Chetan Naik had flown in from India but then again, he wasn’t the only long-distance attendee. The CEO of Integrated Research had been in Las Vegas only two weeks earlier for the ACE gathering of BASE24 users and, following a meeting with Steve Saltwick during the ACE event, had elected to turn right around and fly back for HPTF. Joining Mark was Andre Cuenin, President, Global Sales. I happened to run into them on several occasions and Mark was with me for Martin’s presentation. Seeing NonStop as part of the bigger HP and getting first-hand insight into the strategy of “Converge! Transform! Innovate!” proved to be well-worth the effort these executives made in order to participate.

I am often asked about which event a user or vendor should elect to attend just as I am often asked about my insight into the future of different HP platforms. And what I have found over the years is that listening to HP executives talk about the industry, the marketplace, customer deployments, and then having them walk through product roadmaps and directions often removes any uncertainty I may have entertained. There’s really no substitute for hearing specifics from those directly responsible.

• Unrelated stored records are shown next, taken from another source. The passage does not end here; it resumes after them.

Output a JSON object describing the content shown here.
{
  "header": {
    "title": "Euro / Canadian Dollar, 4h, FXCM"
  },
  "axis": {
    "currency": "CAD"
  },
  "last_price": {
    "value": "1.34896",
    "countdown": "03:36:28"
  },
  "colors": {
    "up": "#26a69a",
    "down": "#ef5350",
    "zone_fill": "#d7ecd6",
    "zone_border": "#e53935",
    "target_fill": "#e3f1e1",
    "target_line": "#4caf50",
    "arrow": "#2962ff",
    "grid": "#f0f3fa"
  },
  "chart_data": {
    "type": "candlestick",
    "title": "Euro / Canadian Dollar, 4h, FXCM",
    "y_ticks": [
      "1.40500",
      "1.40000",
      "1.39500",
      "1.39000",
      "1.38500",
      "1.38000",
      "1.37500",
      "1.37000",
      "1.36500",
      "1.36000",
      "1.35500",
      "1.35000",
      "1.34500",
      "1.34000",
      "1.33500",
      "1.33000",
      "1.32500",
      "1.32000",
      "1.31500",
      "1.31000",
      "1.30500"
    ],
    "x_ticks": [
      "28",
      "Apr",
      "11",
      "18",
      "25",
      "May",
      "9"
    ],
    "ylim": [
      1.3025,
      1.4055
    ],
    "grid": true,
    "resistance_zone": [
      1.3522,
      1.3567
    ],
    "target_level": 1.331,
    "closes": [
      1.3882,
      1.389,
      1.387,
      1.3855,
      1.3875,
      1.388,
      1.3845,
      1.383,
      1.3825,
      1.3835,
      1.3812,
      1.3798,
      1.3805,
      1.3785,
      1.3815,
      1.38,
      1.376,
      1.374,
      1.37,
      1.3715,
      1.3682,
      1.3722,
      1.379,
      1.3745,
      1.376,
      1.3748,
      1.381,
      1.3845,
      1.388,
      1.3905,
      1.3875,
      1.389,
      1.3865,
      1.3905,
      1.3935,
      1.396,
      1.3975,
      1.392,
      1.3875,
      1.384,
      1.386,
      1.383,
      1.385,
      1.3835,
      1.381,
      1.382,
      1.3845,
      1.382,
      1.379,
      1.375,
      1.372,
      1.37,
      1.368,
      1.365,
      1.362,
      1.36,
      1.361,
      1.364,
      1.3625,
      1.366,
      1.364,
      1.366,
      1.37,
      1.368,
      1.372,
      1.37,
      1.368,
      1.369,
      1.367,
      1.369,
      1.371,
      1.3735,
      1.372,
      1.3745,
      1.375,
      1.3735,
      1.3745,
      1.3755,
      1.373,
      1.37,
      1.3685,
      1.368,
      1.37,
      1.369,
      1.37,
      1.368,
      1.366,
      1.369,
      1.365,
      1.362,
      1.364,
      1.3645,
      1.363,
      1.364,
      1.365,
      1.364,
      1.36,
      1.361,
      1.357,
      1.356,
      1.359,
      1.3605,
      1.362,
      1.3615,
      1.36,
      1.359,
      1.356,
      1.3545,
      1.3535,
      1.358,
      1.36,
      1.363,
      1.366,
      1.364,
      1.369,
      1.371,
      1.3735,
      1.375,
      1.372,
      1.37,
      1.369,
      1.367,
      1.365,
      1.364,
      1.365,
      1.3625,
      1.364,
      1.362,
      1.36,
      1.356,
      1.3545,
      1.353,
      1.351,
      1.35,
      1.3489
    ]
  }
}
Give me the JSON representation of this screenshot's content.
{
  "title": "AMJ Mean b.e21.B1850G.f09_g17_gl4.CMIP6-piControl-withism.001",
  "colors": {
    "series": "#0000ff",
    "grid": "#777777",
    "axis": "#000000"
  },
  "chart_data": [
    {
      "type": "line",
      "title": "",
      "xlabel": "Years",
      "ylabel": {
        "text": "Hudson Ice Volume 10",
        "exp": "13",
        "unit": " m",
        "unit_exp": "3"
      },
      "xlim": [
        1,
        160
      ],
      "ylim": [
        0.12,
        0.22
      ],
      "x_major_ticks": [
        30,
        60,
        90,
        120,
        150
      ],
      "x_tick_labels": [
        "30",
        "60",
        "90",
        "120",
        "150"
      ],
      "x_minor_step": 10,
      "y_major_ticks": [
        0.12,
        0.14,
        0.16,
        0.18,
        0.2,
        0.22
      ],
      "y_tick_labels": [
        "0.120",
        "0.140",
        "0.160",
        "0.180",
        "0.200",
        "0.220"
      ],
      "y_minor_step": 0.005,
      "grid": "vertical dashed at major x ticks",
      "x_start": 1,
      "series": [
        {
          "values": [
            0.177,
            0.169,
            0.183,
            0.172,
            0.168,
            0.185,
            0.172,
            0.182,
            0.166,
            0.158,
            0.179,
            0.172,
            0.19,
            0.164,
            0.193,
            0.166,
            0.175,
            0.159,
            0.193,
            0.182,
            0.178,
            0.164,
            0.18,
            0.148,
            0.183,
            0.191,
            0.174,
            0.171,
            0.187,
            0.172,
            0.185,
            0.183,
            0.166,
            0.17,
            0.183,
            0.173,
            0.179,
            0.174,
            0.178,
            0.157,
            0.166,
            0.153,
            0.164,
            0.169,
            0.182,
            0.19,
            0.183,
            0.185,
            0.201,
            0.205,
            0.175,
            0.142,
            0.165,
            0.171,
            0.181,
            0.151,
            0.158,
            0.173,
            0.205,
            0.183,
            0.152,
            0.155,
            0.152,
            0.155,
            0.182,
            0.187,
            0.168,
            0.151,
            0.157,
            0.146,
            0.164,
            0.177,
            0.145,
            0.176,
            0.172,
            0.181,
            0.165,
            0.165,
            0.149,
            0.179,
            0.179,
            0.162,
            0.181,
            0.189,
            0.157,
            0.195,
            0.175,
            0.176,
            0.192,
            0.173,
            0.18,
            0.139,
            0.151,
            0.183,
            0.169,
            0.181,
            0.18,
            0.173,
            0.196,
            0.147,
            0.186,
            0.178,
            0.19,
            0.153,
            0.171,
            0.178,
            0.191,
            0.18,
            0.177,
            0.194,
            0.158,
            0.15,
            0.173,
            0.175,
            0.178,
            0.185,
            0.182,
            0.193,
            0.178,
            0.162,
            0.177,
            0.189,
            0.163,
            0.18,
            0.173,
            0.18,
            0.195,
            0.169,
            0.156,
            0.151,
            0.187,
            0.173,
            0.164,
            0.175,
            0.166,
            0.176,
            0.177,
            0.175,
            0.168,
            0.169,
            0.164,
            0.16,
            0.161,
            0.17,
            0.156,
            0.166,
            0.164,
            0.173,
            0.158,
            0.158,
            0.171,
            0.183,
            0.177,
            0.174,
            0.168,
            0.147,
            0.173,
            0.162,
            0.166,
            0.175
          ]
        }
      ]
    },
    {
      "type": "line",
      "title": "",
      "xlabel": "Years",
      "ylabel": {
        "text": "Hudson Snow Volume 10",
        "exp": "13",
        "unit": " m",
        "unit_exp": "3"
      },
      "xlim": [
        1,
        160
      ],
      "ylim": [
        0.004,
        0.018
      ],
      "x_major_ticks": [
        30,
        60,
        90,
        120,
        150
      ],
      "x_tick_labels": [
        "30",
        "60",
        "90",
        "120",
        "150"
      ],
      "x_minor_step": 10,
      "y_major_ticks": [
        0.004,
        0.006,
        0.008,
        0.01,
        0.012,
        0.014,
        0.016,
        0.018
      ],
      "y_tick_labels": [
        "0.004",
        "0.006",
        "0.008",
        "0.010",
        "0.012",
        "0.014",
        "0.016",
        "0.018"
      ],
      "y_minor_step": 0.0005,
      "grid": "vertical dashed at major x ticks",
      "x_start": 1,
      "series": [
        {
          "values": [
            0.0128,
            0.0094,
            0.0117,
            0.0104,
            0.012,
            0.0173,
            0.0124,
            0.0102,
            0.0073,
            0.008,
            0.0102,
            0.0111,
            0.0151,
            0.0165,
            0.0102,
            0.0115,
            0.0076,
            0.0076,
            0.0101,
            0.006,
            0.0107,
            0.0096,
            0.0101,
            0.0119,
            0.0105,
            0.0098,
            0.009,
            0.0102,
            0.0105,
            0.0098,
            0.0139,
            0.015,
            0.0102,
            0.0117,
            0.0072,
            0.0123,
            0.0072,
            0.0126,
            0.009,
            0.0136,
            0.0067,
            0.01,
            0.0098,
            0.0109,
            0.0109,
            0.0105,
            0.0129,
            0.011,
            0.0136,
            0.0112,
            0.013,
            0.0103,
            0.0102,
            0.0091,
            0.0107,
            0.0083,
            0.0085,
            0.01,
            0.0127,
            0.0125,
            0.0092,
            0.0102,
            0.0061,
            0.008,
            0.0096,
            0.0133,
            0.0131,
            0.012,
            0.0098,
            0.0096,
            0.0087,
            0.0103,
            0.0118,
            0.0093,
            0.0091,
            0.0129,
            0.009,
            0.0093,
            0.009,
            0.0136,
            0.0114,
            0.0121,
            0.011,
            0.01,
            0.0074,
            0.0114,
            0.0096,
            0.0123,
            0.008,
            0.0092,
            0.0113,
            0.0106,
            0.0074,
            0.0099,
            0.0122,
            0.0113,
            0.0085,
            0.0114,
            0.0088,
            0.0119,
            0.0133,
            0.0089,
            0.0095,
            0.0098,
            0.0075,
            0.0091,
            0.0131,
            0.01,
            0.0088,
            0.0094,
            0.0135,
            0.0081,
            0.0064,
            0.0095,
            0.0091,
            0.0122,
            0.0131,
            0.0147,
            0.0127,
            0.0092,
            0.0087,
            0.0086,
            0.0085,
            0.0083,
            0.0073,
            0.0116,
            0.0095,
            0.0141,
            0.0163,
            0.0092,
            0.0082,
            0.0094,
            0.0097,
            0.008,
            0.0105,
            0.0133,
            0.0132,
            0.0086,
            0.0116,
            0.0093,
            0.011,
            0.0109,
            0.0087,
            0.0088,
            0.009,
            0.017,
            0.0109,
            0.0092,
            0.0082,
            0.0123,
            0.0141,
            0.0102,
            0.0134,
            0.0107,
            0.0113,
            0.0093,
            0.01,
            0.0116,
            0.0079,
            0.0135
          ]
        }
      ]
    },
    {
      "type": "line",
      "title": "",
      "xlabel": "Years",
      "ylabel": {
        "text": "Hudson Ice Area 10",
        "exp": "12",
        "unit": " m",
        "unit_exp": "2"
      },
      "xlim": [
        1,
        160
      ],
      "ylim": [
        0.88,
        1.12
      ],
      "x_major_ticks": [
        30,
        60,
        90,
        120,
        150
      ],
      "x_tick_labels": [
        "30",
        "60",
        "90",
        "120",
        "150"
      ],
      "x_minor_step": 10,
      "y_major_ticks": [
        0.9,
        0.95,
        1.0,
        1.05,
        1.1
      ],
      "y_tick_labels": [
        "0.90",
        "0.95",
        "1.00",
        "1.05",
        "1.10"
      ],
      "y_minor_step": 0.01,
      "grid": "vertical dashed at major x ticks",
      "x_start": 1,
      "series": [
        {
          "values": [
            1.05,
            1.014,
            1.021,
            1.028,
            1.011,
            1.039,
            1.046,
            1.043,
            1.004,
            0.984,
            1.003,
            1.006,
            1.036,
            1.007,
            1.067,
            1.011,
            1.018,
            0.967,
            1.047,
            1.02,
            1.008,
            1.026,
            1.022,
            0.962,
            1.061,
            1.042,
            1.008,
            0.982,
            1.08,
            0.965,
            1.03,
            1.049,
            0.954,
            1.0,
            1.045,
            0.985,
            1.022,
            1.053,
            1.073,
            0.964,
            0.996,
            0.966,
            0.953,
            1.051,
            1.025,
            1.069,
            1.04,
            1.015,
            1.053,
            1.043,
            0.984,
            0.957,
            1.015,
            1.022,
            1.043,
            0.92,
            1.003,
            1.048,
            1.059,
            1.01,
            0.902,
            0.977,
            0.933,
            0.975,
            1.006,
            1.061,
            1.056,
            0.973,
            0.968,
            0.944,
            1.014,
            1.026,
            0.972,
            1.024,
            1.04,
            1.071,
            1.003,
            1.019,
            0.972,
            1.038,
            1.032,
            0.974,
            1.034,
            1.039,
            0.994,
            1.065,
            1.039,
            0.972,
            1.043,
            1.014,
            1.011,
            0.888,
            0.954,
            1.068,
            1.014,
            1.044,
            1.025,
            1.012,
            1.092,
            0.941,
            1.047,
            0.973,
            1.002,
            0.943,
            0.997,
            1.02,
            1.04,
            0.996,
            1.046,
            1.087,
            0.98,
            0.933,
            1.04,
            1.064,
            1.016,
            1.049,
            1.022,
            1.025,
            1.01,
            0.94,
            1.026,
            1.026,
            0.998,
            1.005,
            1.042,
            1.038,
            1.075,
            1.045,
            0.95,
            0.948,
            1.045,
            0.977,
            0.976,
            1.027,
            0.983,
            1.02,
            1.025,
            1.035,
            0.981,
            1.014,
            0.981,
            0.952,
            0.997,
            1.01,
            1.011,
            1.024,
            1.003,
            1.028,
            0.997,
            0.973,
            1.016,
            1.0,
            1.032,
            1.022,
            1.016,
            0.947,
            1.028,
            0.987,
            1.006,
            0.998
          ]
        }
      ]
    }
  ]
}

“I did like the information about NonStop very much, especially being put into the overall HP strategy. I also do think that a focus on high-level presentations and where the story of openness and standards is laid out, and the good TCO that this then provides, can bring the business people from existing customers to the event. It should also attract the attention of other HP customers apart from NonStop users,” Dr Michael Rossbach, CEO of comForte, expressed to me as the event began to wind down.

In what can be clearly seen as a complement to those who worked hard to put on the event, Dr Rossbach then told me “I can easily see how this could become a good event again, even for NonStop - a more technical focused NonStop day would perfectly round up the conference for NED. The right focus has to be set, and the time has to be right so people will come to Las Vegas again. After all, three weeks earlier the BASE24 community came together for ACE, and there were some 50 banks present!” Perhaps aware of this sentiment, Winston Prather didn’t miss a beat as he wrapped up his presentation with the closing remark “the heart of Nonstop is, and will always be, ‘the Tandem fundamentals.’”

NonStop enjoys a long history of providing solutions to those users who really appreciate the “continuity critical” properties originating in Tandem some 35 years ago. But NonStop today is no longer flying solo – its part of a much bigger picture within HP’s converged infrastructure initiative. It leverages new technology at a pace that was unthinkable a decade ago, and it reaps the financial benefits that come with using the same industry-standard “blanks” as all other BCS platforms.

Considering the technology that goes into today’s blades as little more than provisioning a blank may not fully describe the real value that comes with commodity blades, and I have to believe there could be some resistance to this image, but no one can escape leaving HPTF aware that they now need to think about picking up on the blades story more aggressively. Having now attended HPTF, and seeing the value of participating in this event, I can easily see how those of us in the NonStop community will be giving serious consideration to going back to a “Symposium at HPTF” model, perhaps modified to include a dedicated day of in-depth technical sessions on NonStop, as Dr Rossbach suggested. After all blades, running NonStop, push the continuity critical message unlike anything else in HP’s hardware store!